Analysis

Prop 10 and the struggle for rent control in California

While the struggle for affordable housing heats up across the country, the people here in California face a significant hurdle in fighting for housing justice. That hurdle is a 1995 law called the Costa-Hawkins Rental Housing Act, often known to housing advocates simply as Costa-Hawkins. But what is Costa-Hawkins and why is it such an affront to housing justice? If it’s really looked at so negatively by so many, how could it possibly be a law on the books in a state as seemingly progressive as California?

To understand these questions, we need to look at Costa-Hawkins in closer detail and historical context. In the 1970s, many municipal governments across California were pushed by grassroots tenants’ groups to implement rent control laws and counteract the growing housing costs caused by what was at that time a housing shortage. Fearing that the movement for tenants’ rights would diminish the profits of landlords and predatory development, a group of special interest businessmen in the Real Estate, Development, and Construction industries formed a group called the California Housing Council, to lobby the state government to pre-empt and weaken rent control regulations on a statewide level. The CHC would go on to fight for AB 3788 (which was vetoed by Governor Jerry Brown) and 1980’s Proposition 10 (the 1980 Prop 10 was defeated by an almost ⅔ majority), laws which would have shut down rent control completely.

While key figures in the Democratic Party managed to hold off the CHC for many years, they did win the ear of then-Assemblyman (and now U.S. Congressman) Jim Costa. After the retirement of his key opponents within the Democratic Party and election to the State Senate, Costa was able to reach across the aisle, co-sponsoring the Costa-Hawkins amendment with Republican Assemblyman Phil Hawkins, passing AB 1164 through, with overwhelming Republican support, and just enough Democratic support to pass. It was signed into law by far-right Republican Governor Pete Wilson, and it has been known as the Costa-Hawkins Rental Housing Act ever since.
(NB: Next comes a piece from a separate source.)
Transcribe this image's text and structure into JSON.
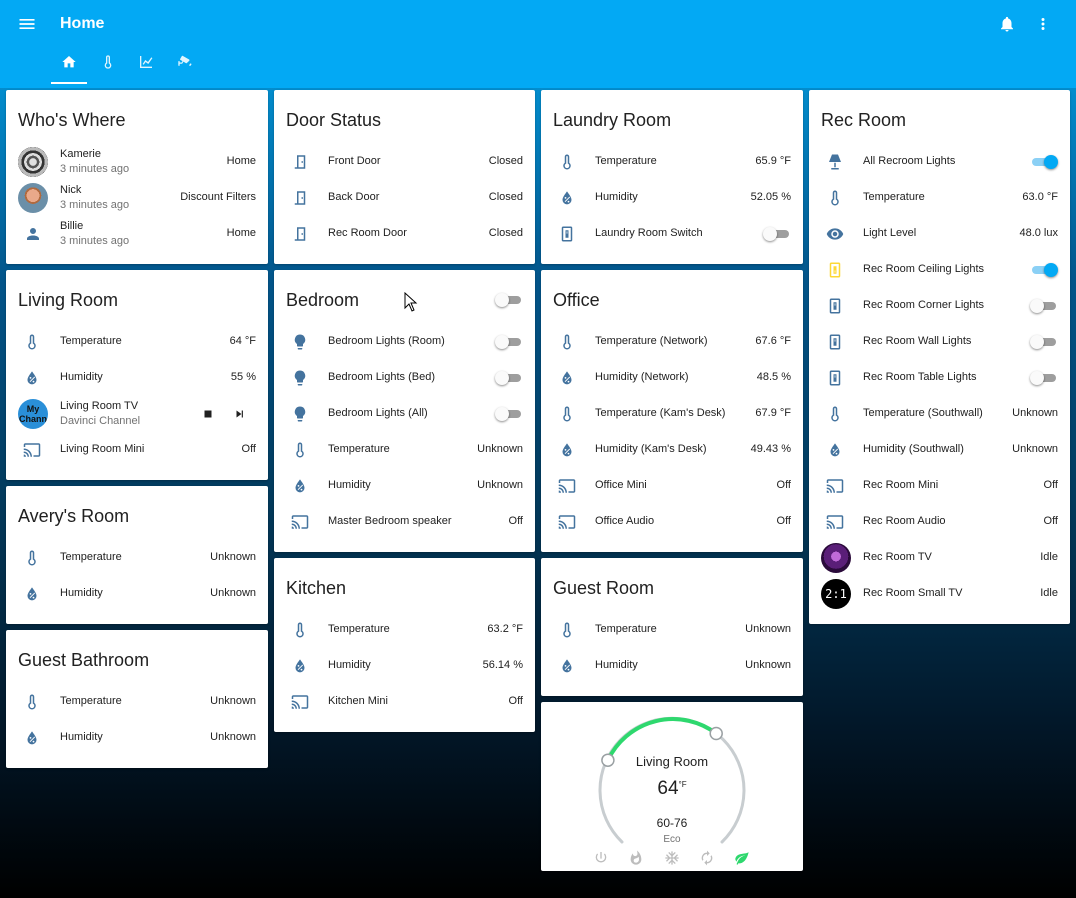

The provisions of Costa-Hawkins do a few key things:

    1. Exempt single-family homes, condos, and “new” buildings from any local rent control laws. “New” is defined in the act as anything built after its passage. In cities with rent control laws already on the books, it defines “new” as anything built after the passage of the prevailing local rent control ordinances (LA has the oldest active rent control ordinance in the state, dating back to 1978; San Francisco’s dates back to 1979; San Diego has no rent control at all).
    2. Largely eliminate the practice of vacancy control, allowing landlords to raise the rent of a unit by any amount they choose when tenants move out or are evicted, incentivizing landlords to push out tenants in favor of new renters with higher purchasing power.
    3. Prohibit a city with an existing rent control ordinance at the time of the act’s passage from expanding the provisions of those rent control laws.

While there have been efforts to repeal the act (including an effort that was defeated earlier this year at the committee stage by Republican opposition and Democratic abstention), this year is the first time since the passage of Costa-Hawkins that the people have had the ability to put the statewide restriction on rent control to a vote. This is the first opportunity we’ve been given to show the real estate, construction, and development lobbies that the people want to choose rent control at the local level.

The campaign for effective rent control laws comes at a time where a powerful grassroots fight for housing rights, provoked by a massive and expanding housing crisis in California, has come into being. Some 1.7 million families in California now pay more than half of their income on rent, and rental prices have shot up by as much as 40 percent in places like the Bay Area in the last three years, far outpacing increases in the minimum wage. Homelessness has risen by over 75 percent in the last six years. This new movement has been typified by anti-gentrification struggles, action around homelessness, and organizations like the Los Angeles Tenants’ Union, which has helped launch multiple rent strikes, and brings together associations of renters standing up to abuses from landlords, developers, and the local and state institutions largely captured by the former. Some 407,769 signatures were collected to get the anti-Costa Hawkins bill, Proposition 10, on the ballot.

Prop 10 is supported by organizations from the grassroots (like the LA Tenants’ Union, the Party for Socialism and Liberation, Democratic Socialists of America, She Does Movement, Shelter K-Town, and many more) to the more establishment. This movement for Prop 10, though just one part in a long struggle to change the face of housing in California and beyond, shows the power of ordinary people who cannot wait any longer for real change. The landlord-run opposition to Prop 10 is spending tens of millions of dollars on ads to stop Prop 10. There needs to be a massive grassroots mobilization to overcome the millionaires’ advertising and prevent the people from being taken in by landlords’ lies.

The people of Los Angeles, San Diego, San Francisco, Oakland, Long Beach, and the cities most impacted by the housing crisis all over the state have the opportunity to show the politicians in Sacramento what we want:  Repeal Costa-Hawkins! Affordable new housing construction! Stricter rent control and vacancy control now! Yes on Proposition 10!